The streaming wars kicked off in earnest in 2019 what with the launch of several streaming services including Disney+ and Apple TV.
Stalwart of the industry Netflix managed to hold strong in the face of increased comeptition and it shows in Q4 2019 being the firm’s most successful quarter of the year.
Revenue for the quarter amounted to $5.4 billion. That figure was helped along by a total of 8.76 million new paying subscribers.
That growth in subscribers is global, however, and growth in Netflix’s home country is slowing dramatically.
Paid subscribers in the US grew by just over 420 000. Back in 2018 this growth sat at 1.53 million which is rather concerning and Netflix has noted that by being cautious for the Q1 2020.
“Our Q1’20 forecast reflects the continued, slightly elevated churn levels we are seeing in the US plus an expectation for more balanced paid net adds across Q1 and Q2 this year, with seasonality more similar to 2018 than 2019. This is due in part to the timing of last year’s price changes and a strong upcoming Q2 content slat,” said Netflix.

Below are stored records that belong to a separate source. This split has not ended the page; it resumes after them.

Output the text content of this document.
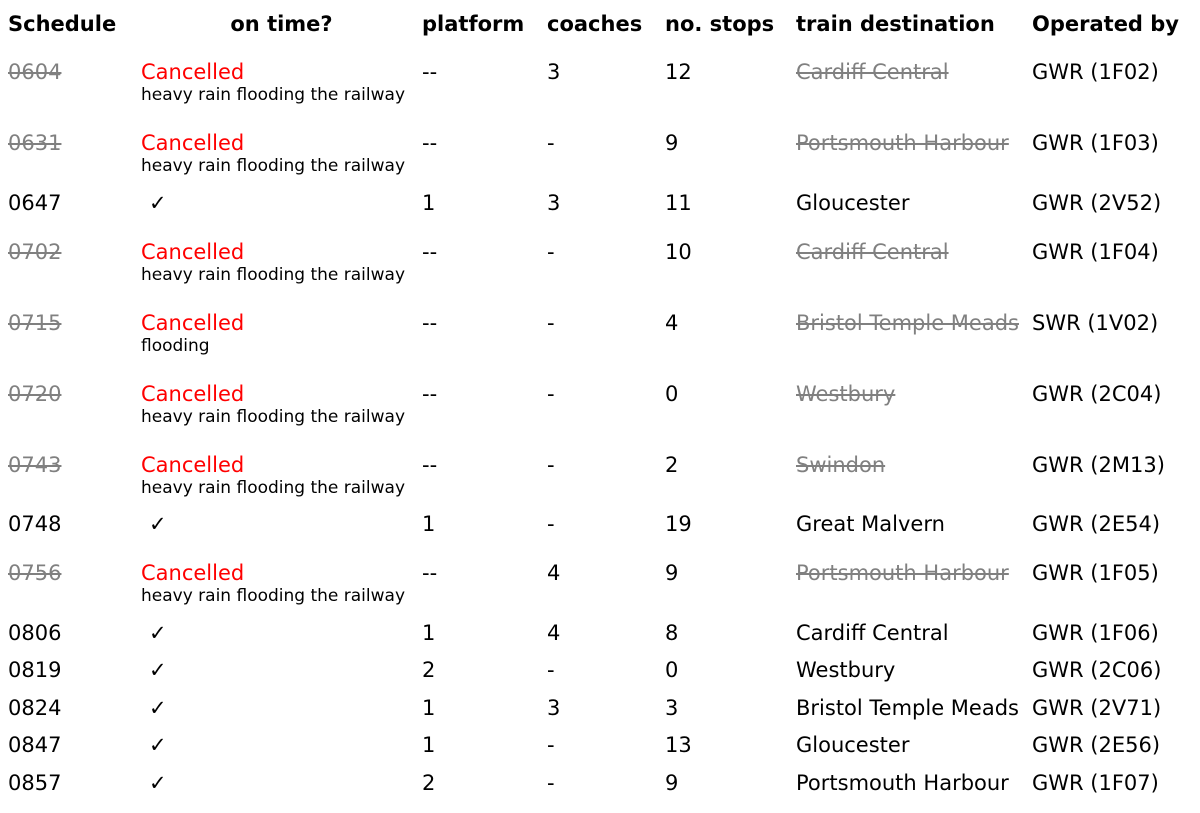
Schedule	on time?	platform	coaches	no. stops	train destination	Operated by
0604	Cancelled	--	3	12	Cardiff Central	GWR (1F02)
	heavy rain flooding the railway					
0631	Cancelled	--	-	9	Portsmouth Harbour	GWR (1F03)
	heavy rain flooding the railway					
0647	✓	1	3	11	Gloucester	GWR (2V52)
0702	Cancelled	--	-	10	Cardiff Central	GWR (1F04)
	heavy rain flooding the railway					
0715	Cancelled	--	-	4	Bristol Temple Meads	SWR (1V02)
	flooding					
0720	Cancelled	--	-	0	Westbury	GWR (2C04)
	heavy rain flooding the railway					
0743	Cancelled	--	-	2	Swindon	GWR (2M13)
	heavy rain flooding the railway					
0748	✓	1	-	19	Great Malvern	GWR (2E54)
0756	Cancelled	--	4	9	Portsmouth Harbour	GWR (1F05)
	heavy rain flooding the railway					
0806	✓	1	4	8	Cardiff Central	GWR (1F06)
0819	✓	2	-	0	Westbury	GWR (2C06)
0824	✓	1	3	3	Bristol Temple Meads	GWR (2V71)
0847	✓	1	-	13	Gloucester	GWR (2E56)
0857	✓	2	-	9	Portsmouth Harbour	GWR (1F07)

Comparatively, international subscribers grew by 8.33 million, a little over one million more than the same period in 2018.
The international market then is a key focus for Netflix given the potential growth. That growth, according to its earnings filing, might just be mobile-only plans.

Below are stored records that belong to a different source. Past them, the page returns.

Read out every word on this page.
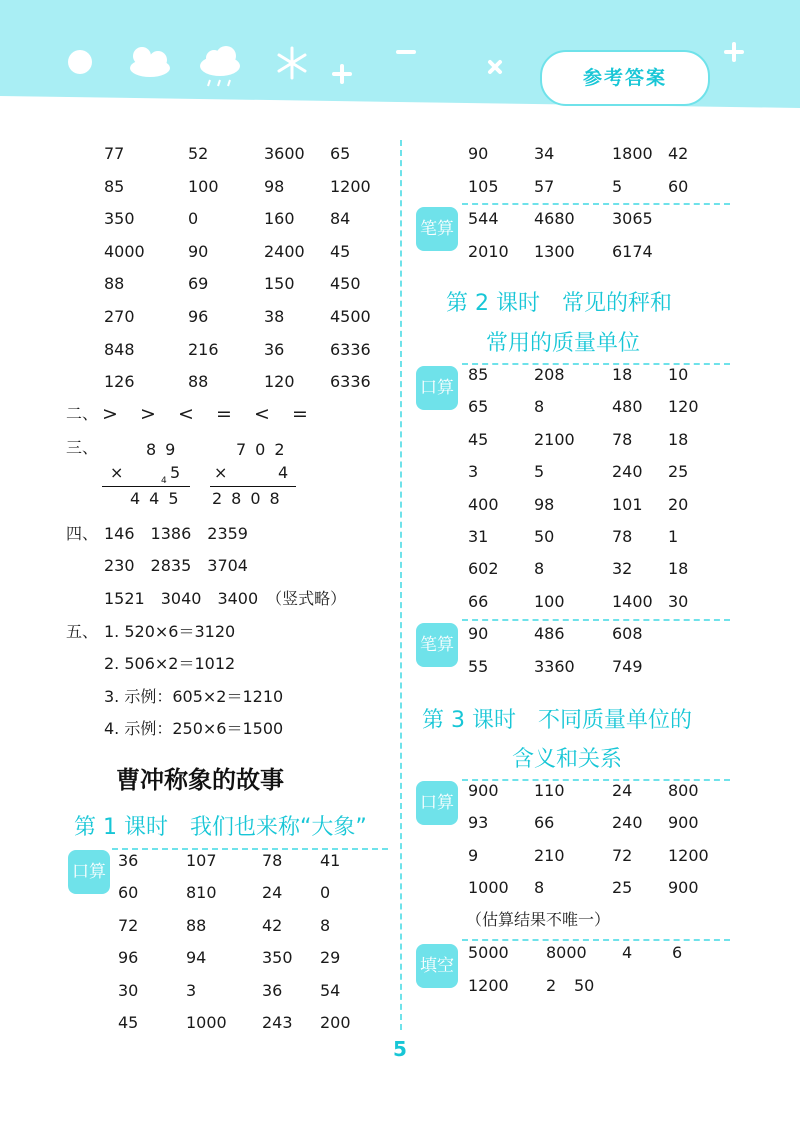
参考答案
77	52	3600 65
85	100	98	1200
350	0	160 84
4000	90	2400 45
88	69	150 450
270	96	38	4500
848	216	36	6336
126	88	120 6336
二、 > > < = < =
三、	89
×	4 5
445
702
×	4
2808
四、 146　1386　2359
230　2835　3704
1521　3040　3400　（竖式略）
五、 1. 520×6＝3120
2. 506×2＝1012
3. 示例：605×2＝1210
4. 示例：250×6＝1500
曹冲称象的故事
第 1 课时　我们也来称“大象”
口算
36	107	78 41
60	810	24 0
72	88	42 8
96	94	350 29
30	3	36 54
45	1000 243 200
90	34	1800 42
105 57	5	60
笔算
544 4680 3065
2010 1300 6174
第 2 课时　常见的秤和
常用的质量单位
口算
85	208	18 10
65	8	480 120
45	2100 78 18
3	5	240 25
400 98	101 20
31	50	78 1
602 8	32 18
66	100	1400 30
笔算
90	486	608
55	3360 749
第 3 课时　不同质量单位的
含义和关系
口算
900 110	24 800
93	66	240 900
9	210	72 1200
1000 8	25 900
（估算结果不唯一）
填空
5000 8000 4 6
1200 2 50
5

Netflix debuted a mobile-only streaming plan in India in 2019 before expanding the offering to Malaysia and Indonesia. This move has yielded “incremental subscriber growth” but the important thing is subscriber retention.
“We expect the mobile-only plan to be revenue-positive which will allow us to further invest in content to be enjoyed by our members and continue to feed the virtuous cycle. We plan to continue to test adding this plan, as well as additional ideas in other countries around the world,” Netflix said.
It’s also worth remembering that services such as Disney+ are not available in certain regions and weren’t for the majority of the last quarter. Should Disney’s service launch in more territories, we may just have a fight on our hands.
With increased competition it will be interesting to see these figures a year from now but for the time being Netflix appears strong and that’s all that really matters.